Nina Pencak, sócia do Mannrich e Vasconcelos Advogados e representante da Associação Brasileira de Advocacia Tributária (Abat) no caso, diz o que o interesse da entidade no processo é a discussão sobre a limitação das multas. Na visão dela, deve ser respeitado o princípio constitucional da dosimetria para as multas fiscais. “As multas são fixas, não têm como base a conduta do contribuinte”, afirma. “O teto de 20% é o entendimento majoritário do Supremo e eles reafirmam o Tema 214”, adiciona a tributarista.
Já Ricardo Almeida entende que a tese não está perdida. Na sessão, ele pediu o reinício do julgamento, mas isso não foi acatado pelos ministros.
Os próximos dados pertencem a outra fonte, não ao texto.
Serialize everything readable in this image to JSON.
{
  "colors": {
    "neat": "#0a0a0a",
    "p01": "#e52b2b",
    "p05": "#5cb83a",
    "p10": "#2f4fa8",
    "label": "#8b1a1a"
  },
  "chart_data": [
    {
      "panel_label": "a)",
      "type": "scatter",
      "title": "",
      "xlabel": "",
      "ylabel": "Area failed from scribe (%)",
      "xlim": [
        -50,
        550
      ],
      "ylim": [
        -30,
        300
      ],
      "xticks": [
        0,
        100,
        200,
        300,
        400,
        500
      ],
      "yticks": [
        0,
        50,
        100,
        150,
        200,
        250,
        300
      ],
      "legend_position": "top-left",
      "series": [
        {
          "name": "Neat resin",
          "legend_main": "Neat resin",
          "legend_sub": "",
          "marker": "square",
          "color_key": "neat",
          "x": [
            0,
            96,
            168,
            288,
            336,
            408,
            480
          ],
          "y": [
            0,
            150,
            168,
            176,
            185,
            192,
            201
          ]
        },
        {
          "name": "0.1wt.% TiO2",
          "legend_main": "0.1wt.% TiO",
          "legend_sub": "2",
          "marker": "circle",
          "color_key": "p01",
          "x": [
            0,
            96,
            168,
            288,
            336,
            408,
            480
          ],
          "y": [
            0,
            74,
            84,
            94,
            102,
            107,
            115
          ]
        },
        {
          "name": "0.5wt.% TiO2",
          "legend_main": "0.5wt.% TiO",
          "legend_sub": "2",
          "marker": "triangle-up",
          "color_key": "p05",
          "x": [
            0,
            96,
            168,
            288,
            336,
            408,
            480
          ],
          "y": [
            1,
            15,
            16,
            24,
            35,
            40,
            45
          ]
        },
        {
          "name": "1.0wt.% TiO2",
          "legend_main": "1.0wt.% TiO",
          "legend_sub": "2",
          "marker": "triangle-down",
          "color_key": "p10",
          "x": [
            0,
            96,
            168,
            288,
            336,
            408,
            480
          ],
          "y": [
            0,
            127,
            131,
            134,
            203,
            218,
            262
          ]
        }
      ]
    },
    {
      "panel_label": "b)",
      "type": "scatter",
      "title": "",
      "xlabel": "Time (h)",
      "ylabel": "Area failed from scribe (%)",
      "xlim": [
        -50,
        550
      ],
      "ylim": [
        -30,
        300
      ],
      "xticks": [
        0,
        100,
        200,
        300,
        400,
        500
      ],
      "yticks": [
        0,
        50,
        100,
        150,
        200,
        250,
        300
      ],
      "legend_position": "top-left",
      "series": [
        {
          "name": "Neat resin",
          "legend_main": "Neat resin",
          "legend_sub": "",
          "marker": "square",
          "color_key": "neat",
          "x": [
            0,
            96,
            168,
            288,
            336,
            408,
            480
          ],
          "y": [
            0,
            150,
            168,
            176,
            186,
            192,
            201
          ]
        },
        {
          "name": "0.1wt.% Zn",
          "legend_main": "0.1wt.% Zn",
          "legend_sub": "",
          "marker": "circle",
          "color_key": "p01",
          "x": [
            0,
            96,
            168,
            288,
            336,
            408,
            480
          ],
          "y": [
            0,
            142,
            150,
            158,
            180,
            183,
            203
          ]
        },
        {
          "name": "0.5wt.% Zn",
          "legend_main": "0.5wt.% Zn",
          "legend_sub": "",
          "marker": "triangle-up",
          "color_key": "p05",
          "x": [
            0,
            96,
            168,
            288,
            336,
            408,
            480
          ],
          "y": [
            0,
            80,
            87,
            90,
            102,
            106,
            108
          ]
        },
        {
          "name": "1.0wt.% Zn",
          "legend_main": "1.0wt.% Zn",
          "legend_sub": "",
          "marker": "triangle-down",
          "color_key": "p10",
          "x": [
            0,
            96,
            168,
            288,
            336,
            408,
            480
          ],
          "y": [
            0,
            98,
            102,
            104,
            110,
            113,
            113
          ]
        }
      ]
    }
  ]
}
Segundo ele, se for permitida a não incidência do ISS, haverá dificuldade de fiscalizar a destinação do produto, se para o consumidor final ou para um intermediário, o que é um “cheque em branco para a sonegação fiscal”.
“Esse critério da destinação na cadeia produtiva é impraticável de ser fiscalizado”, afirma o procurador, citando que metade da produção da ArcelorMittal é para exportação, o que dificultaria ainda mais esse controle. Ele também entende que declarar a inconstitucionalidade do item da lei complementar pode ter um efeito em cascata para outros contribuintes pediram a não incidência do ISS para outros produtos.